Execution of sterilising method: ISO 11137: 1 (appropriate setting up of the radiation equipment to ensure that the right dose is delivered to every gown, and delivering the sterilisation dose). As Mr Atchia put it: “The overall sterilisation process must then be qualified. This is usually achieved empirically, by reference to the steps set out in sterilisation process standards under the term of process performance qualification.

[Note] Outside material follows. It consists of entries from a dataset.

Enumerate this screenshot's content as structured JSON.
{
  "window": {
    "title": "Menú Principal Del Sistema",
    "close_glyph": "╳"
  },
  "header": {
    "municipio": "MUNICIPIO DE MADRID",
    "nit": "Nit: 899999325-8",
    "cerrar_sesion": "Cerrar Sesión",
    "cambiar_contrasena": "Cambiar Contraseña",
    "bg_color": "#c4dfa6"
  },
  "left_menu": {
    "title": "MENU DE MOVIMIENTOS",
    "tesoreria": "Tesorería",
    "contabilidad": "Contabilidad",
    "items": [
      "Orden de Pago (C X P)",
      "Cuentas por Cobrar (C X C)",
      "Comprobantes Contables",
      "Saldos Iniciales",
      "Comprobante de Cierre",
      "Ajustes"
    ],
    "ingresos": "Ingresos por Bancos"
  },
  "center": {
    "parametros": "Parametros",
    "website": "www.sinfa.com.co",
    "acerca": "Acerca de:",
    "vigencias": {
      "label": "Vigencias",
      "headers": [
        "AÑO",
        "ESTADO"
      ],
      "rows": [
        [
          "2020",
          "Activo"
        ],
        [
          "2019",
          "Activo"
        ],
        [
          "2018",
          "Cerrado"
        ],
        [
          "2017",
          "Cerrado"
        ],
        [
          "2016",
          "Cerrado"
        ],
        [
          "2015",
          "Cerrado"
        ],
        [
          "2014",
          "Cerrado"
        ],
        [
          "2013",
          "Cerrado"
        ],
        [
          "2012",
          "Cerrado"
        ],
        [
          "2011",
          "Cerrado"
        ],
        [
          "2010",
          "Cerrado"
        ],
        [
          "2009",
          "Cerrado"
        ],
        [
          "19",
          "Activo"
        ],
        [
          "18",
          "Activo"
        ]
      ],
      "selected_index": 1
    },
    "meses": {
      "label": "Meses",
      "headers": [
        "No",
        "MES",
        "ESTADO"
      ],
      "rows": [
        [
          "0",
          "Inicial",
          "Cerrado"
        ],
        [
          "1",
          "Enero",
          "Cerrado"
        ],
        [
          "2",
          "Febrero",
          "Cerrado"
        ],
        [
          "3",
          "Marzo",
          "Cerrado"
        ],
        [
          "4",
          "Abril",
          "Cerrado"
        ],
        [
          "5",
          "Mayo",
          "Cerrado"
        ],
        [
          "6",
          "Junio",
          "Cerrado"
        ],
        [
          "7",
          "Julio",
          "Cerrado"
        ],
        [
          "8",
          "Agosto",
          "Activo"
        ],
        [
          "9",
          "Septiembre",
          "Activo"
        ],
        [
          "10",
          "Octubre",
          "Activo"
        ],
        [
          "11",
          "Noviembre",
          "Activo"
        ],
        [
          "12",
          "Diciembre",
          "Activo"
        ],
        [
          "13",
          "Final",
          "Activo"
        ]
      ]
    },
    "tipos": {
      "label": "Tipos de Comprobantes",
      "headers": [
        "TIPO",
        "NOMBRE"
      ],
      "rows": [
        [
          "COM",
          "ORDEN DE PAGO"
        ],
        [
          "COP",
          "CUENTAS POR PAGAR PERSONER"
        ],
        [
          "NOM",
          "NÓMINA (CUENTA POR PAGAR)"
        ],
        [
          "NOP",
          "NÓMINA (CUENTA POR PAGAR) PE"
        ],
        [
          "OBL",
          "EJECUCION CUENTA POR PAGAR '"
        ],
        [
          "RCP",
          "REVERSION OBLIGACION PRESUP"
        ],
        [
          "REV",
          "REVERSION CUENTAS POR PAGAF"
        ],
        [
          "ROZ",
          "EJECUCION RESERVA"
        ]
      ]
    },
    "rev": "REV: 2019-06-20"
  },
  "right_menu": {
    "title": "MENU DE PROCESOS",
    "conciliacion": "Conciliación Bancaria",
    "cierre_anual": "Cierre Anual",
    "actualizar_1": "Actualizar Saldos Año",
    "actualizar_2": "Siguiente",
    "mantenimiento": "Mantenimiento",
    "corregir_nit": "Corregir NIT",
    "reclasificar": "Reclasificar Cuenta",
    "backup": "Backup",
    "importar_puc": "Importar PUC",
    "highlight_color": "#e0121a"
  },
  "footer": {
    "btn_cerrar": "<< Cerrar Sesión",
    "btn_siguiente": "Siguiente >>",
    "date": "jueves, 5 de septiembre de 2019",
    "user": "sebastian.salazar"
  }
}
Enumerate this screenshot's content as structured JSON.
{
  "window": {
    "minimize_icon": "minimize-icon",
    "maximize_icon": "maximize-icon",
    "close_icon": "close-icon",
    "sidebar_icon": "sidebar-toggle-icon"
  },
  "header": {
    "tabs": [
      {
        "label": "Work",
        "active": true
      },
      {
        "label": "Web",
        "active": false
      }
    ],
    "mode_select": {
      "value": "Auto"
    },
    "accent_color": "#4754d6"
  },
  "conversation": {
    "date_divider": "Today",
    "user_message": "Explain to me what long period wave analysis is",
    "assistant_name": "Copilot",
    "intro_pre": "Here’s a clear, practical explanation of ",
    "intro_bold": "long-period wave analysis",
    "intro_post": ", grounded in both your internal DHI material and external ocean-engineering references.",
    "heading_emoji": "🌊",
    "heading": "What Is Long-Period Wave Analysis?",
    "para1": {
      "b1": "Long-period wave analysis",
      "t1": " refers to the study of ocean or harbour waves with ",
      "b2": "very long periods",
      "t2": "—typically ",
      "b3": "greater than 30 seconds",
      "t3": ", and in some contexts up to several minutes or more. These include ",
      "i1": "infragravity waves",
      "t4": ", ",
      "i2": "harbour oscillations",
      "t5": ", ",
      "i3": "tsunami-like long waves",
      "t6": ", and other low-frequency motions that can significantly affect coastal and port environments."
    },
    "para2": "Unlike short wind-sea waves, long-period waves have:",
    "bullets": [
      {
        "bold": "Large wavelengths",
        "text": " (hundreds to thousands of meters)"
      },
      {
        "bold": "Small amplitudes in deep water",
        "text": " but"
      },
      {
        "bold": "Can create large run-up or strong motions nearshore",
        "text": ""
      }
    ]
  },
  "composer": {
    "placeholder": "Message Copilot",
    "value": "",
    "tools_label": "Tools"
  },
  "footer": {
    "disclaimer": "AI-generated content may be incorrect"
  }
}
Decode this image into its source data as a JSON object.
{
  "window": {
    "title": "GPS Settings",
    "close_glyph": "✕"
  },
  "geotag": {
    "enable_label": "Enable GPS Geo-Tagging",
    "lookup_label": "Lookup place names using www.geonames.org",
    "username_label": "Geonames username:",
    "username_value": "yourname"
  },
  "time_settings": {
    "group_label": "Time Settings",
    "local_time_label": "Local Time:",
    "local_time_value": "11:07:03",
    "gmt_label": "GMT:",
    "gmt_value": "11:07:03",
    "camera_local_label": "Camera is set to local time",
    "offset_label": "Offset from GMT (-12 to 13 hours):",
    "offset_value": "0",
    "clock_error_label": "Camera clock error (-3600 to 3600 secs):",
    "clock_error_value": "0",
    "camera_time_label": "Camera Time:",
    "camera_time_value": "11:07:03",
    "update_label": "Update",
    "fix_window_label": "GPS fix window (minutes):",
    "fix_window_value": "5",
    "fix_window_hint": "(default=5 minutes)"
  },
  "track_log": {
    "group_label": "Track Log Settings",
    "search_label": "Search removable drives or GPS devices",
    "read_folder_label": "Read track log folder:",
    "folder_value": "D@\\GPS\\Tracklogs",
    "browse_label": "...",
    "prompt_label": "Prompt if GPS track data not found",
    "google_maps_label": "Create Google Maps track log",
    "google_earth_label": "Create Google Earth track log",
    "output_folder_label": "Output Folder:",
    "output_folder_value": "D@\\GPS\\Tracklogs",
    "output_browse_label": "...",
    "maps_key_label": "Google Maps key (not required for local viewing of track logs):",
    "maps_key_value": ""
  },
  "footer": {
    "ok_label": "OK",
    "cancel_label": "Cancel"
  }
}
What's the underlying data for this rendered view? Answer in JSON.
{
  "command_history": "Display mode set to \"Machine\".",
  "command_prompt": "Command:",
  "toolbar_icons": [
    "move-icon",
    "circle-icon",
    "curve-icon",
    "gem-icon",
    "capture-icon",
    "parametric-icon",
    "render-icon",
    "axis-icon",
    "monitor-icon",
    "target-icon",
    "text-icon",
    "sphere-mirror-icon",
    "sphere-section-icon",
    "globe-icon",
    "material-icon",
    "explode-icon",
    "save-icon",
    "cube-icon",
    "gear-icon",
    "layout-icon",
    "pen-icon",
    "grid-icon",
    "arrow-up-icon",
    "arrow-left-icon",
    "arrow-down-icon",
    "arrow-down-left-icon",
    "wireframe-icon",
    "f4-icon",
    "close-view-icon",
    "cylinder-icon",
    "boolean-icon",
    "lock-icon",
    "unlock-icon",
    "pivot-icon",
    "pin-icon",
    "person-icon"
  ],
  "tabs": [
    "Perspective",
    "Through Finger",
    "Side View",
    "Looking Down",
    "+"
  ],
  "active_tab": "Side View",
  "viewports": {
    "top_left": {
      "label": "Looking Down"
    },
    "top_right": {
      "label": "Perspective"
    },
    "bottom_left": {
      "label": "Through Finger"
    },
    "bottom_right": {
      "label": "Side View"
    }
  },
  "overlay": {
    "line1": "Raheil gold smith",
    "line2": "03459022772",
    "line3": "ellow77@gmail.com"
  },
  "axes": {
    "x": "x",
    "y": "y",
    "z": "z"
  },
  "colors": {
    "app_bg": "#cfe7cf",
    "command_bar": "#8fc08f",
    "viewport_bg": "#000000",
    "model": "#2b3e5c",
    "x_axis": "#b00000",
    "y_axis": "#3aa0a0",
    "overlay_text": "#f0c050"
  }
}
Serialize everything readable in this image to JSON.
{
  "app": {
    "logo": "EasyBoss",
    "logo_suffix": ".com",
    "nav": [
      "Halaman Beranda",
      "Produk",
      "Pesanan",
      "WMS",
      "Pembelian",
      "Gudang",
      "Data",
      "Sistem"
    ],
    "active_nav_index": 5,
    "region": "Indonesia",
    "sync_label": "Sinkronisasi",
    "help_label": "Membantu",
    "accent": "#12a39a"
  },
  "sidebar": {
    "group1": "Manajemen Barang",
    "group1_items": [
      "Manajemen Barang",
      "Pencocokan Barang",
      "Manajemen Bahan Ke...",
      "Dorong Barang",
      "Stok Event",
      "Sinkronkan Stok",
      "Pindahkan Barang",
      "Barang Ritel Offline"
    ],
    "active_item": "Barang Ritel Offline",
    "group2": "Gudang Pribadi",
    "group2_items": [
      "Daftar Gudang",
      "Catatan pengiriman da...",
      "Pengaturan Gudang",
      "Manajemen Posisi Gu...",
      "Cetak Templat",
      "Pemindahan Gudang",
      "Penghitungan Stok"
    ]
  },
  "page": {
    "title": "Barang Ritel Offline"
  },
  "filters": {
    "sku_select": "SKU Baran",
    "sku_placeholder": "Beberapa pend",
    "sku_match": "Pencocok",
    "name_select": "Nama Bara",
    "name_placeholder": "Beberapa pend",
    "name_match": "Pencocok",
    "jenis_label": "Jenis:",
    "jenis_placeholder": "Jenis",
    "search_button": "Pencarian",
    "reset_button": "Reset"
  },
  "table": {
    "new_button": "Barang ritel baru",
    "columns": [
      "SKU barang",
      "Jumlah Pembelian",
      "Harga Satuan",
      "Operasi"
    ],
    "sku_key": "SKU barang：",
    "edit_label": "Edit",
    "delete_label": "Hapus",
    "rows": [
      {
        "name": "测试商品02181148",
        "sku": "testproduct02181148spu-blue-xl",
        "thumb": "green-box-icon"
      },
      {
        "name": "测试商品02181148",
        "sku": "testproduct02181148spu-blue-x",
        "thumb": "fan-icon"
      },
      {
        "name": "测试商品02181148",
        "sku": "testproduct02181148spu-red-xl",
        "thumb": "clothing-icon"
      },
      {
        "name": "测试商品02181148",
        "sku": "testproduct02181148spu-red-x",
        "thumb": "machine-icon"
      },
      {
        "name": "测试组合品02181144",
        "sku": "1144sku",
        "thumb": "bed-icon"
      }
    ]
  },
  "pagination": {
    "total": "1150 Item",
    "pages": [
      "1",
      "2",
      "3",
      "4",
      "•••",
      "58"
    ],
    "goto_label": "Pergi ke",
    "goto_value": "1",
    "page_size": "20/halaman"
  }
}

Under the standard EN ISO 11137-1 this will typically include: a dose map; minimum and maximum dose location and magnitude; minimum and maximum dose relation; and recommended routine sterilisation (or sterilising) dose.”

198.

Those stages reflect his evidence orally that the standard is “used to develop, validate and routinely-control an ionising radiation sterilisation process”. Mr Atchia went on to confirm that such a typical ‘standard’ is necessary to “demonstrate and document SAL”. This is reflected also not just in the structure and wording of ISO 11137 itself, but also in the wording of the key line in the ETRD: Must be validated as sterile – with Sterility Assurance Level (SAL) of 10-6” (emphasis added).

199.

This too was the evidence of Dr Richards, which was that with sterile medical devices the limitations and difficulties of sterility testing after the event meant that it is important in the ordinary run of things to have a validated process. In addition, the evidence of Dr Williams (in line with what has been said above) was that the statistical difficulties meant that ex post facto testing was not feasible and that different approaches had to be adopted and the first one that he pointed to was this approach “that people actually look at the process and audit the process…”.

200.

Thus necessarily SAL (certainly at this level) requires the following of a process which has stages and each of those stages is defined by ISO 11137; and it requires validation of that process having been followed (or the systems which ensure that it is to be followed) in the form of documentation of the process. This “validation” of course dovetails precisely into the “assurance” aspect of SAL.

201.

It follows that the logical correlate of Medpro’s acceptance of the obligation to produce gowns with an SAL of 10-6 is that compliance had to be tested via the process and the validation of that process. To that extent DHSC’s “new” case as to “validated process” merged into Medpro’s concession. There may not have been an independent contractual obligation to demonstrate a validated process, but that requirement of a process was inherent in the SAL requirement which Medpro must and does accept.